初夢のはなし
新し年になり、最初の晩、つまり1月2日の晩に見るのが、初夢。そして初夢は、その年の運勢を占う夢です。少しでもよい初夢を見たいのは誰しもの願いでしょう。
では、どうやったらよい初夢を見ることができるか。
昔から枕の下に宝船の絵を入れておくと、良い初夢が見られるといわれてきました。宝船には弁天様、大黒様、布袋様などの七福神や金銀財宝が乗っていて、帆には宝の文字が描かれています。
この絵の裏側に獏の絵を描くとさらに良いらしい。獏は悪い夢を食べてくれると言われていますからね。ただし、この場合の獏は、動物園にいるあのバクじゃありません。中国で伝えられている幻の生き物のこと。体はクマ、鼻はゾウ、目はサイ、尻尾はウシ、足はトラ…というスゴイ姿です。
また上記の獏の絵だけでも、良い初夢を見る効果があるとか。絵でなくても「獏」という文字を書いた紙を使うのもいいんですって。
さらに「長き世の 遠の眠りの みな目覚め 波乗り船の 音のよきかな」という文を書いた紙を枕の下に敷く、という方法もあります。これは「ながきよの とおのねぶりの みなめざめ なみのりぶねの おとのよきかな」という回文。上から読んでも下から読んでも同じ文になるというのが回文ですが、濁点をとったりして下から読んでみると、ほら、同じ文になるでしょ。
また、この回文を3回読みあげてから寝るといい、という話もあります。1回読むだけでいいから、そのあと枕を3回ポンポンと叩いてから寝るという説も。
蛇の絵を枕の下に置いて寝るといいという話もあるし…。
こういった、おまじないみたいな方法をとるのもいいでしょうが、心理学的なアプローチをした方法もあります。それは自分が見たい夢に関する絵や写真を枕の下に敷くというもの。たとえば、縁起のいい初夢として「一富士、二鷹、三なすび(茄子)」がありますが、その中の筆頭格・富士山の夢を見たいならば、富士の絵や写真を枕の下にいれておくのです。
さて、初夢が悪い内容だったら…。
午前中のうちに他の人に夢の内容を話してしまう、という方法があります。そうすれば悪い夢の内容は実現しないのだとか。
あるいは、縁起の悪い夢は「逆さ夢」と言って、逆に良い事があるのだとする説があります。だから気にすることはない、ということですね。
また、宝船の絵を使った場合には、帆に「漠」と書いて川に流してしまうという方法もあります。獏が悪い夢を食べてくれ、それを捨て去るということですね。土に埋めるというやり方もあるそうです。

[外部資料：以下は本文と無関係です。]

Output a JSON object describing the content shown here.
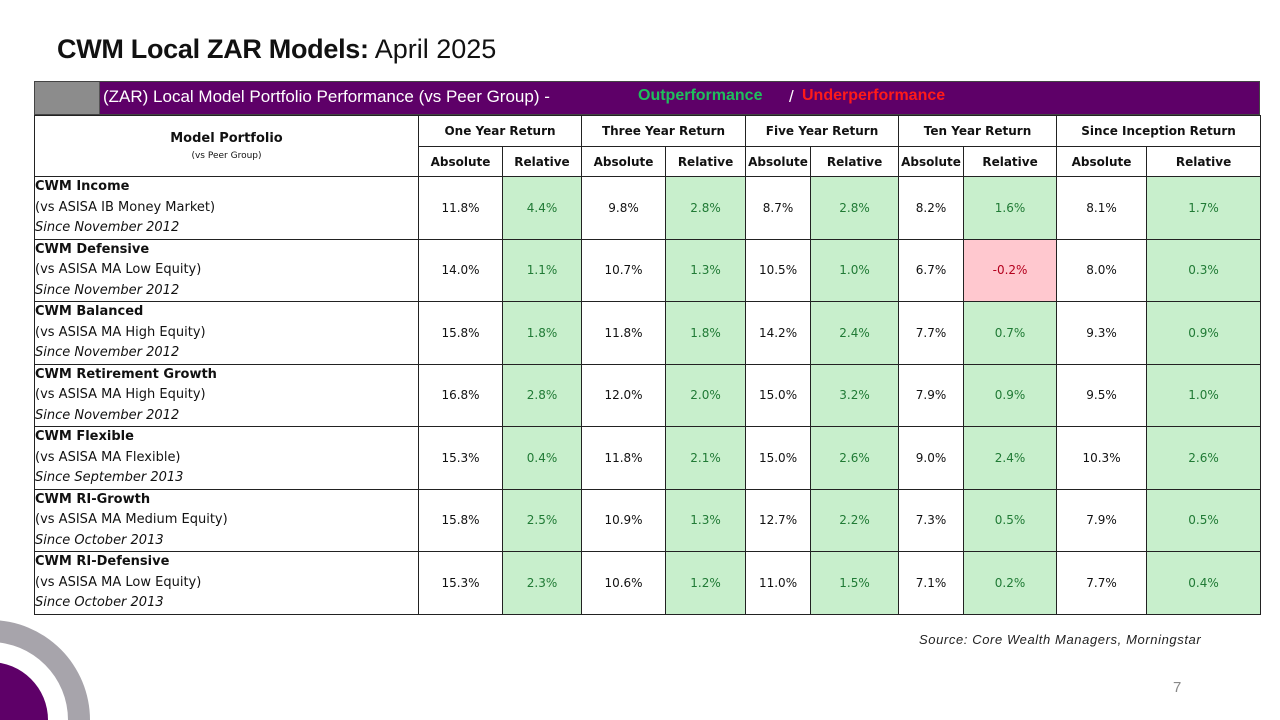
{
  "title": {
    "bold": "CWM Local ZAR Models:",
    "rest": " April 2025"
  },
  "banner": {
    "text": "(ZAR) Local Model Portfolio Performance (vs Peer Group) -",
    "outperformance": "Outperformance",
    "slash": "/",
    "underperformance": "Underperformance",
    "colors": {
      "background": "#5e0068",
      "out": "#1fbf5c",
      "under": "#ff1a1a"
    }
  },
  "table": {
    "first_header": {
      "label": "Model Portfolio",
      "sub": "(vs Peer Group)"
    },
    "groups": [
      "One Year Return",
      "Three Year Return",
      "Five Year Return",
      "Ten Year Return",
      "Since Inception Return"
    ],
    "subheaders": [
      "Absolute",
      "Relative"
    ],
    "rows": [
      {
        "name": "CWM Income",
        "peer": "(vs ASISA IB Money Market)",
        "since": "Since November 2012",
        "values": [
          "11.8%",
          "4.4%",
          "9.8%",
          "2.8%",
          "8.7%",
          "2.8%",
          "8.2%",
          "1.6%",
          "8.1%",
          "1.7%"
        ]
      },
      {
        "name": "CWM Defensive",
        "peer": "(vs ASISA MA Low Equity)",
        "since": "Since November 2012",
        "values": [
          "14.0%",
          "1.1%",
          "10.7%",
          "1.3%",
          "10.5%",
          "1.0%",
          "6.7%",
          "-0.2%",
          "8.0%",
          "0.3%"
        ]
      },
      {
        "name": "CWM Balanced",
        "peer": "(vs ASISA MA High Equity)",
        "since": "Since November 2012",
        "values": [
          "15.8%",
          "1.8%",
          "11.8%",
          "1.8%",
          "14.2%",
          "2.4%",
          "7.7%",
          "0.7%",
          "9.3%",
          "0.9%"
        ]
      },
      {
        "name": "CWM Retirement Growth",
        "peer": "(vs ASISA MA High Equity)",
        "since": "Since November 2012",
        "values": [
          "16.8%",
          "2.8%",
          "12.0%",
          "2.0%",
          "15.0%",
          "3.2%",
          "7.9%",
          "0.9%",
          "9.5%",
          "1.0%"
        ]
      },
      {
        "name": "CWM Flexible",
        "peer": "(vs ASISA MA Flexible)",
        "since": "Since September 2013",
        "values": [
          "15.3%",
          "0.4%",
          "11.8%",
          "2.1%",
          "15.0%",
          "2.6%",
          "9.0%",
          "2.4%",
          "10.3%",
          "2.6%"
        ]
      },
      {
        "name": "CWM RI-Growth",
        "peer": "(vs ASISA MA Medium Equity)",
        "since": "Since October 2013",
        "values": [
          "15.8%",
          "2.5%",
          "10.9%",
          "1.3%",
          "12.7%",
          "2.2%",
          "7.3%",
          "0.5%",
          "7.9%",
          "0.5%"
        ]
      },
      {
        "name": "CWM RI-Defensive",
        "peer": "(vs ASISA MA Low Equity)",
        "since": "Since October 2013",
        "values": [
          "15.3%",
          "2.3%",
          "10.6%",
          "1.2%",
          "11.0%",
          "1.5%",
          "7.1%",
          "0.2%",
          "7.7%",
          "0.4%"
        ]
      }
    ]
  },
  "source": "Source: Core Wealth Managers, Morningstar",
  "page_number": "7"
}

他に「ゆうべの夢は獏にあげます」と3回唱えるなんて方法も。
しかし、悪い初夢を見たら、その1年の運勢が悪くなると考えるのは、いささか早計かも、と私は思います。
夢は、自分自身の深層心理から与えられたメッセージ。もちろん未来の出来事を告げる予知夢の場合もありますが、夢からのメッセージを自分のために役立てるのが正しいと思うのです。つまり、夢は本来、運勢の良し悪しを占うものではなく、自分がよりよく生きるために見るもの。当然、初夢も同じです。
物事の始まりに見る夢は、その物事の行方を語っているとする考え方がありますが、初夢は今年1年をどう生きていったら初夢の内容をよく吟味して、そこから前向きなヒントを汲み取ることが大事なんですよね。
夢がどんなメッセージが送ってきたのか、それを見つけだすのは、確かに難しい作業です。また、仮にそのメッセージが「人間関係にトラブルが起きるかも」「これから体調が悪くなりそう」といった悪い内容のものでも、だったらそうならないように工夫をすればいい。
それが1年のはじめだったら、この1年をよりよく生きるために、夢の内容を活用するというわけです。
よい初夢を見ることができますように。そして夢を上手に活用できますように。